If I travelled two hours from Verona I’d still be in Italy. Admitted, I’d be in close to Austria or heading towards Slovenia, but I’d still be in the same country. Two hours (by car or train) from Belgium, however, you can be strolling the streets of Paris, in a cafe in Amsterdam or a pub in London, or gazing at the Cathedral in Cologne. It’s so close to France, Germany, the Netherlands and the UK that a radical change of scenery is pretty easy to get when needed. Ryanair flights from Charleroi to just about any European country (even to north African countries) make it easy and cheap to escape, too.

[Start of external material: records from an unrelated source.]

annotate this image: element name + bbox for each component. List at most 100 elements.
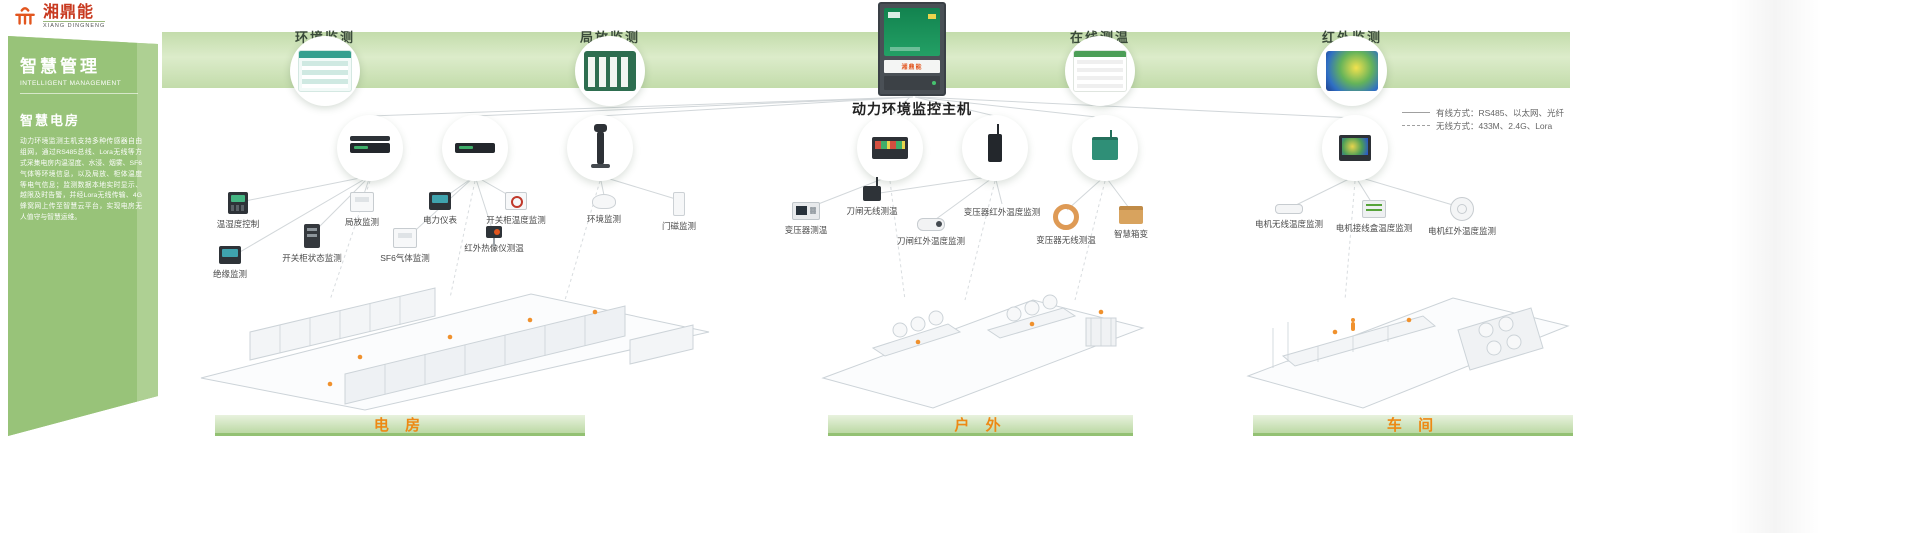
- device-transformer-infrared-temp: 变压器红外温度监测: [952, 203, 1052, 218]
- infrared-thermal-screenshot: [1326, 51, 1378, 91]
- device-partial-discharge: 局放监测: [312, 192, 412, 228]
- device-motor-wireless-temp: 电机无线温度监测: [1239, 196, 1339, 230]
- device-label: 变压器无线测温: [1036, 235, 1096, 245]
- motor-icon: [1450, 197, 1474, 221]
- temperature-relay-icon: [505, 192, 527, 210]
- device-label: 电力仪表: [422, 215, 457, 225]
- device-motor-infrared-temp: 电机红外温度监测: [1412, 197, 1512, 237]
- thermal-display-icon: [1339, 135, 1371, 161]
- power-room-scene: [195, 262, 715, 412]
- device-power-meter: 电力仪表: [390, 192, 490, 226]
- wireless-receiver-icon: [988, 124, 1002, 162]
- sf6-sensor-icon: [393, 228, 417, 248]
- bullet-camera-icon: [917, 218, 945, 231]
- sidebar-title-en: INTELLIGENT MANAGEMENT: [20, 80, 138, 94]
- hub-multiscreen-monitor: [857, 115, 923, 181]
- device-label: 红外热像仪测温: [464, 243, 524, 253]
- device-insulation-monitoring: 绝缘监测: [180, 246, 280, 280]
- device-motor-junction-box-temp: 电机接线盒温度监测: [1324, 200, 1424, 234]
- device-label: 智慧箱变: [1113, 229, 1148, 239]
- device-label: 开关柜温度监测: [486, 215, 546, 225]
- environment-sensor-icon: [592, 194, 616, 209]
- section-bar-outdoor: 户 外: [828, 415, 1133, 436]
- legend-wireless-row: 无线方式：433M、2.4G、Lora: [1402, 119, 1564, 132]
- power-meter-icon: [429, 192, 451, 210]
- online-temp-dashboard-circle: [1065, 36, 1135, 106]
- environment-dashboard-circle: [290, 36, 360, 106]
- device-label: 刀闸无线测温: [846, 206, 898, 216]
- device-sf6-gas: SF6气体监测: [355, 228, 455, 264]
- device-knife-switch-infrared-temp: 刀闸红外温度监测: [881, 218, 981, 247]
- section-label-workshop: 车 间: [1386, 416, 1440, 434]
- partial-discharge-screenshot: [584, 51, 636, 91]
- section-bar-power-room: 电 房: [215, 415, 585, 436]
- temp-humidity-controller-icon: [228, 192, 248, 214]
- sidebar-subtitle: 智慧电房: [20, 113, 81, 128]
- hub-collector-1: [337, 115, 403, 181]
- device-infrared-thermal-imager: 红外热像仪测温: [444, 226, 544, 254]
- hub-collector-2: [442, 115, 508, 181]
- device-label: 电机接线盒温度监测: [1335, 223, 1413, 233]
- host-label: 动力环境监控主机: [852, 101, 972, 117]
- junction-box-icon: [1362, 200, 1386, 218]
- device-knife-switch-wireless-temp: 刀闸无线测温: [822, 177, 922, 217]
- box-transformer-icon: [1119, 206, 1143, 224]
- gateway-device-icon: [1092, 129, 1118, 160]
- connection-legend: 有线方式：RS485、以太网、光纤 无线方式：433M、2.4G、Lora: [1402, 106, 1564, 132]
- device-label: 门磁监测: [661, 221, 696, 231]
- device-transformer-temperature: 变压器测温: [756, 202, 856, 236]
- outdoor-scene: [818, 268, 1150, 414]
- wireless-sensor-icon: [863, 177, 881, 201]
- device-label: 环境监测: [586, 214, 621, 224]
- host-brand-strip: 湘鼎能: [884, 60, 940, 73]
- wireless-line-sample: [1402, 125, 1430, 126]
- section-bar-workshop: 车 间: [1253, 415, 1573, 436]
- brand-logo-icon: [15, 7, 35, 25]
- hub-wireless-receiver: [962, 115, 1028, 181]
- sidebar-description: 动力环境监测主机支持多种传感器自由组网，通过RS485总线、Lora无线等方式采…: [20, 138, 142, 222]
- device-environment-sensor: 环境监测: [554, 194, 654, 225]
- device-temp-humidity-control: 温湿度控制: [188, 192, 288, 230]
- device-label: 刀闸红外温度监测: [896, 236, 965, 246]
- device-label: 变压器红外温度监测: [963, 207, 1041, 217]
- brand-logo: 湘鼎能 XIANG DINGNENG: [12, 4, 106, 30]
- section-label-power-room: 电 房: [373, 416, 427, 434]
- data-collector-icon: [350, 136, 390, 153]
- hub-gateway: [1072, 115, 1138, 181]
- device-label: 绝缘监测: [212, 269, 247, 279]
- partial-discharge-dashboard-circle: [575, 36, 645, 106]
- legend-wired-text: 有线方式：RS485、以太网、光纤: [1436, 107, 1564, 118]
- device-label: 温湿度控制: [216, 219, 260, 229]
- section-label-outdoor: 户 外: [954, 416, 1007, 434]
- sidebar-title: 智慧管理: [20, 57, 100, 76]
- multi-screen-device-icon: [872, 137, 908, 159]
- wired-line-sample: [1402, 112, 1430, 113]
- online-temp-screenshot: [1073, 50, 1127, 92]
- brand-name-zh: 湘鼎能: [43, 4, 95, 21]
- temperature-instrument-icon: [792, 202, 820, 220]
- device-smart-box-transformer: 智慧箱变: [1081, 206, 1181, 240]
- brand-name-en: XIANG DINGNENG: [43, 21, 106, 29]
- probe-sensor-icon: [1275, 204, 1303, 214]
- device-label: 局放监测: [344, 217, 379, 227]
- page-fold-shading: [1730, 0, 1820, 533]
- infrared-dashboard-circle: [1317, 36, 1387, 106]
- device-transformer-wireless-temp: 变压器无线测温: [1016, 204, 1116, 246]
- antenna-pole-icon: [590, 124, 610, 168]
- monitoring-host-device: 湘鼎能: [878, 2, 946, 96]
- device-switchgear-temperature: 开关柜温度监测: [466, 192, 566, 226]
- pd-sensor-icon: [350, 192, 374, 212]
- device-label: 电机无线温度监测: [1254, 219, 1323, 229]
- switchgear-cabinet-icon: [304, 224, 320, 248]
- ct-ring-sensor-icon: [1053, 204, 1079, 230]
- legend-wireless-text: 无线方式：433M、2.4G、Lora: [1436, 120, 1553, 131]
- data-collector-icon: [455, 143, 495, 153]
- device-label: 开关柜状态监测: [282, 253, 342, 263]
- device-label: 电机红外温度监测: [1427, 226, 1496, 236]
- host-screen: [884, 8, 940, 56]
- legend-wired-row: 有线方式：RS485、以太网、光纤: [1402, 106, 1564, 119]
- device-switchgear-status: 开关柜状态监测: [262, 224, 362, 264]
- device-label: SF6气体监测: [380, 253, 430, 263]
- sidebar-panel: 智慧管理 INTELLIGENT MANAGEMENT 智慧电房 动力环境监测主…: [8, 36, 158, 436]
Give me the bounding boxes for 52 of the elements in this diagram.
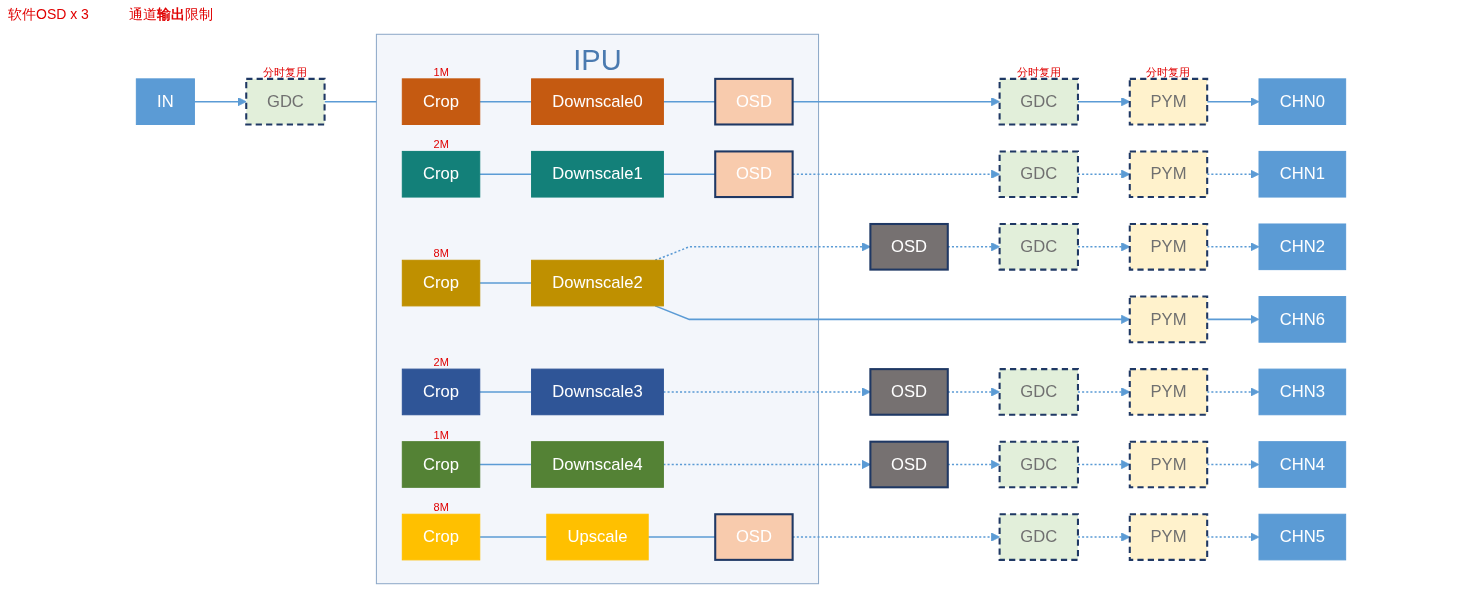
- side-note: 分时复用: [1016, 65, 1061, 78]
- node-box: GDC: [998, 440, 1079, 489]
- node-box: CHN1: [1258, 150, 1347, 198]
- node-box: IN: [135, 78, 195, 125]
- note-text: 通道输出限制: [128, 6, 213, 24]
- node-box: Crop: [401, 150, 481, 198]
- node-box: CHN2: [1258, 223, 1347, 271]
- node-box: Crop: [401, 259, 481, 307]
- node-box: CHN4: [1258, 441, 1347, 488]
- node-box: Downscale3: [531, 368, 664, 416]
- node-box: PYM: [1128, 77, 1209, 126]
- node-box: Crop: [401, 78, 481, 125]
- note-text: 软件OSD x 3: [8, 6, 89, 24]
- node-box: Downscale0: [531, 78, 664, 125]
- node-box: GDC: [998, 150, 1079, 199]
- node-box: CHN3: [1258, 368, 1347, 416]
- node-box: GDC: [998, 513, 1079, 561]
- node-box: OSD: [869, 222, 949, 271]
- node-box: PYM: [1128, 513, 1209, 561]
- node-box: CHN5: [1258, 513, 1347, 561]
- node-box: OSD: [714, 513, 794, 561]
- node-box: Crop: [401, 368, 481, 416]
- node-box: CHN6: [1258, 296, 1347, 343]
- node-box: PYM: [1128, 440, 1209, 489]
- node-box: GDC: [998, 222, 1079, 271]
- node-box: CHN0: [1258, 78, 1347, 125]
- side-note: 1M: [433, 65, 449, 78]
- node-box: Upscale: [546, 513, 649, 561]
- node-box: PYM: [1128, 150, 1209, 199]
- arrow: [654, 242, 871, 262]
- node-box: Crop: [401, 513, 481, 561]
- node-box: PYM: [1128, 222, 1209, 271]
- node-box: OSD: [869, 440, 949, 489]
- node-box: GDC: [245, 77, 326, 126]
- side-note: 分时复用: [1146, 65, 1191, 78]
- node-box: OSD: [714, 150, 794, 199]
- side-note: 2M: [433, 356, 449, 369]
- side-note: 1M: [433, 428, 449, 441]
- node-box: Downscale4: [531, 441, 664, 488]
- node-box: Downscale2: [531, 259, 664, 307]
- side-note: 2M: [433, 138, 449, 151]
- node-box: GDC: [998, 77, 1079, 126]
- node-box: PYM: [1128, 368, 1209, 416]
- node-box: OSD: [714, 77, 794, 126]
- node-box: Crop: [401, 441, 481, 488]
- node-box: Downscale1: [531, 150, 664, 198]
- node-box: PYM: [1128, 295, 1209, 344]
- node-box: GDC: [998, 368, 1079, 416]
- node-box: OSD: [869, 368, 949, 416]
- side-note: 8M: [433, 247, 449, 260]
- side-note: 分时复用: [263, 65, 308, 78]
- side-note: 8M: [433, 501, 449, 514]
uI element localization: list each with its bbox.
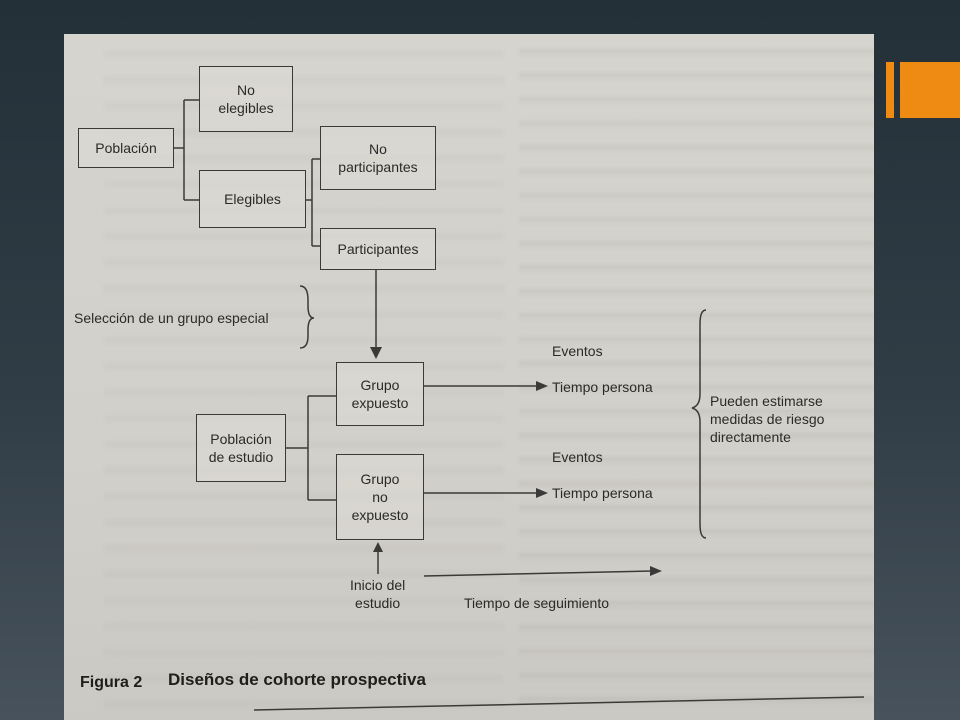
book-page-photo: Población No elegibles Elegibles No part… [64, 34, 874, 720]
box-participantes: Participantes [320, 228, 436, 270]
label-tiempo-seguimiento: Tiempo de seguimiento [464, 595, 610, 611]
label-tiempo-persona-2: Tiempo persona [552, 485, 653, 501]
label-eventos-2: Eventos [552, 449, 603, 465]
accent-block [900, 62, 960, 118]
label-inicio-estudio: Inicio del estudio [350, 577, 406, 611]
box-poblacion: Población [78, 128, 174, 168]
label-tiempo-persona-1: Tiempo persona [552, 379, 653, 395]
box-poblacion-estudio: Población de estudio [196, 414, 286, 482]
box-grupo-expuesto: Grupo expuesto [336, 362, 424, 426]
box-grupo-no-expuesto: Grupo no expuesto [336, 454, 424, 540]
figure-title: Diseños de cohorte prospectiva [168, 670, 426, 689]
page-texture-right [519, 34, 874, 720]
connector-lines [174, 99, 865, 711]
accent-bar [886, 62, 894, 118]
box-no-elegibles: No elegibles [199, 66, 293, 132]
label-resultado: Pueden estimarse medidas de riesgo direc… [710, 393, 825, 445]
label-seleccion: Selección de un grupo especial [74, 310, 269, 326]
figure-number: Figura 2 [80, 674, 143, 691]
box-elegibles: Elegibles [199, 170, 306, 228]
label-eventos-1: Eventos [552, 343, 603, 359]
box-no-participantes: No participantes [320, 126, 436, 190]
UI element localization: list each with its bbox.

6) Belgians are familiar to people coming and going.
Now I have some fantastic Italian friends, amazing people, who I am sure will be my friends for life, but getting them wasn’t so easy. In places where foreigners are not so common, you have to first get through that wall before you can really be considered part of the tribe. Outsiders are viewed suspiciously. In Belgium, where people come and go like the rain clouds, I’ve had people (locals and foreigners) talk to me in the middle of the road, in the car park, supermarket, chemists – you name it – without ever knowing me, who my family is, where I went to school, who I went out with or my in-depth medical history. They just talk, pass the time of day, or make helpful suggestions – it doesn’t matter who you are.
7) The weather changes – this might sound like I’m trying to ‘turn a negative into a positive’.
Weather in Italy was a lot more stable. That meant when it rained, it did so for three days non-stop; when there was fog (yep, there can be a lot in winter), you can hardly see the end of your bonnet; and when it’s hot, it’s sweltering day and night for 10 days in a row. In Belgium, you can be reasonably sure that if the day starts one way, it won’t be the same by the end of it.
As with many ex-pats, I have no idea how much longer I’ll be waking up calling Belgium home, but in the meantime, I’ll just keep making my list of why doing the unthinkable was the best thing I ever did.